Le FMI estime à 0,7 % la croissance russe cette année, ce qui serait proche de la française ou l’italienne et évidemment supérieure à la légère contraction attendue en Allemagne. La mobilisation du bloc américain ne peut viser un bouleversement qui s’étendrait à la planète. Ces alliés ne veulent de guerre mondiale ni militaire, ni économique. Affirmer leur volonté et proclamer leur puissance ne peut pas les empêcher de tenir compte des limites à leurs actions.

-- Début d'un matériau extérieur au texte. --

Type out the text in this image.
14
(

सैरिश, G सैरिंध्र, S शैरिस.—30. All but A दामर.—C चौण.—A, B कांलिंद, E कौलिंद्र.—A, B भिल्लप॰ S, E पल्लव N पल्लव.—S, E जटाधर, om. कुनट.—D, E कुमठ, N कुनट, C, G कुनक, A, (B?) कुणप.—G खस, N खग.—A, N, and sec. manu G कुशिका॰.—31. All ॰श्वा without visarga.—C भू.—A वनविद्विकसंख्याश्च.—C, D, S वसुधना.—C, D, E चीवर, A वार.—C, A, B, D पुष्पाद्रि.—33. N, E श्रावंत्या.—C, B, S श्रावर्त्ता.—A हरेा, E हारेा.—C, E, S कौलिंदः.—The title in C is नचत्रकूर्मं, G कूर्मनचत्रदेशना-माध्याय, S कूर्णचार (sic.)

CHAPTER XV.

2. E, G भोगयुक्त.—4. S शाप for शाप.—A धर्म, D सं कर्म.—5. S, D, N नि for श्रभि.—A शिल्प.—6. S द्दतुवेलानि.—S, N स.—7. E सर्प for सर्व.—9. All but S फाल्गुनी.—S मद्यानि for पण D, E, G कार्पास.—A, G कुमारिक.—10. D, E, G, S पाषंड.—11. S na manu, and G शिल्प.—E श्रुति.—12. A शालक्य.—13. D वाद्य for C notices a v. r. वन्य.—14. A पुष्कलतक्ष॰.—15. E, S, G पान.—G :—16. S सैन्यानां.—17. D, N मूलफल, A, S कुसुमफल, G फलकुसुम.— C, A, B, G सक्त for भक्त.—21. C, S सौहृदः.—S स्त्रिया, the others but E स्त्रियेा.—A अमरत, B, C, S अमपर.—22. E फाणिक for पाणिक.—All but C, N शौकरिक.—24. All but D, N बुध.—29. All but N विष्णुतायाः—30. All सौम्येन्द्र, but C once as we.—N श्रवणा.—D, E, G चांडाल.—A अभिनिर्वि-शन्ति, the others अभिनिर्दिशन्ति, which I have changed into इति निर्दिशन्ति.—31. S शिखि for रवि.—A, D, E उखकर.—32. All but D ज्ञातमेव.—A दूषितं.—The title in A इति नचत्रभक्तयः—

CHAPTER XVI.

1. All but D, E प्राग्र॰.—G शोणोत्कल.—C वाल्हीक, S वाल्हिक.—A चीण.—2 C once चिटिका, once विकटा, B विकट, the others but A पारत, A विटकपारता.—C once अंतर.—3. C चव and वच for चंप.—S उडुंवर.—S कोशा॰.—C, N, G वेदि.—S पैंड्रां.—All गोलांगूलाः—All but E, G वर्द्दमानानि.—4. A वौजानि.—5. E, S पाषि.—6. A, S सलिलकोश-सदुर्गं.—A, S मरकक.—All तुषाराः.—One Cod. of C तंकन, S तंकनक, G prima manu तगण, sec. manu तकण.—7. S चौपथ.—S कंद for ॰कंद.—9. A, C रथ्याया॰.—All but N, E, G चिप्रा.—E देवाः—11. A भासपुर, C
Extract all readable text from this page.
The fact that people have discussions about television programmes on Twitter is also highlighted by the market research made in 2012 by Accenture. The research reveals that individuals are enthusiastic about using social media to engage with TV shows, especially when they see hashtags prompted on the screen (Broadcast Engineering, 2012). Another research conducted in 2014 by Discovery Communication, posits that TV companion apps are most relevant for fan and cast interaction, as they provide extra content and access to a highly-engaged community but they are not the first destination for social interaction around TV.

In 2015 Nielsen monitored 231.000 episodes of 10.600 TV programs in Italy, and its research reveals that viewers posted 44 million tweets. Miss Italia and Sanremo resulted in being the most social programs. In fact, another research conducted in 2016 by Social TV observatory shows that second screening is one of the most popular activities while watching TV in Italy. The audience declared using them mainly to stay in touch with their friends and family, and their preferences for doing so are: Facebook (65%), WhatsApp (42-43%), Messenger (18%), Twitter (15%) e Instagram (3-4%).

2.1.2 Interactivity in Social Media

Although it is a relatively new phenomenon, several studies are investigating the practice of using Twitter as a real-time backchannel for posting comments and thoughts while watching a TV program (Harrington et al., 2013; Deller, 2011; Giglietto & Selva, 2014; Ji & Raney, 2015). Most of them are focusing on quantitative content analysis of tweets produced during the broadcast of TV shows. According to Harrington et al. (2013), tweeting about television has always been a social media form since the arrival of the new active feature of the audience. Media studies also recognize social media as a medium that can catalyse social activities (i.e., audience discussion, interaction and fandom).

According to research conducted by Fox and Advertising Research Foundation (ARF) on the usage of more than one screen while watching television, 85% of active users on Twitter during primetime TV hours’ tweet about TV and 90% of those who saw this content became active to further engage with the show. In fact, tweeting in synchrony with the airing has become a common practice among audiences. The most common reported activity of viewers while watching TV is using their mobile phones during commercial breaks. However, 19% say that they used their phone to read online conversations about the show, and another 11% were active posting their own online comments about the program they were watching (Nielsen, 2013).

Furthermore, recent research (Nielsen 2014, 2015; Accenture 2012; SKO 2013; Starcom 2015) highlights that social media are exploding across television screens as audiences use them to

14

Pendant qu’à Hiroshima, on sonne la mobilisation et la solidarité autour du président ukrainien et de son pays envahi il y a 15 mois, la Syrie, alliée russe, retrouve son siège au sein de la Ligue arabe. M Zelensky invité à Djeddah permet à cette instance de troisième voie d’engager une diplomatie qui tourne un peu le dos aux diktats extrémistes. Au-delà d’un G7 devenu un satellite de l’OTAN et à ses armes économiques finalement bridées.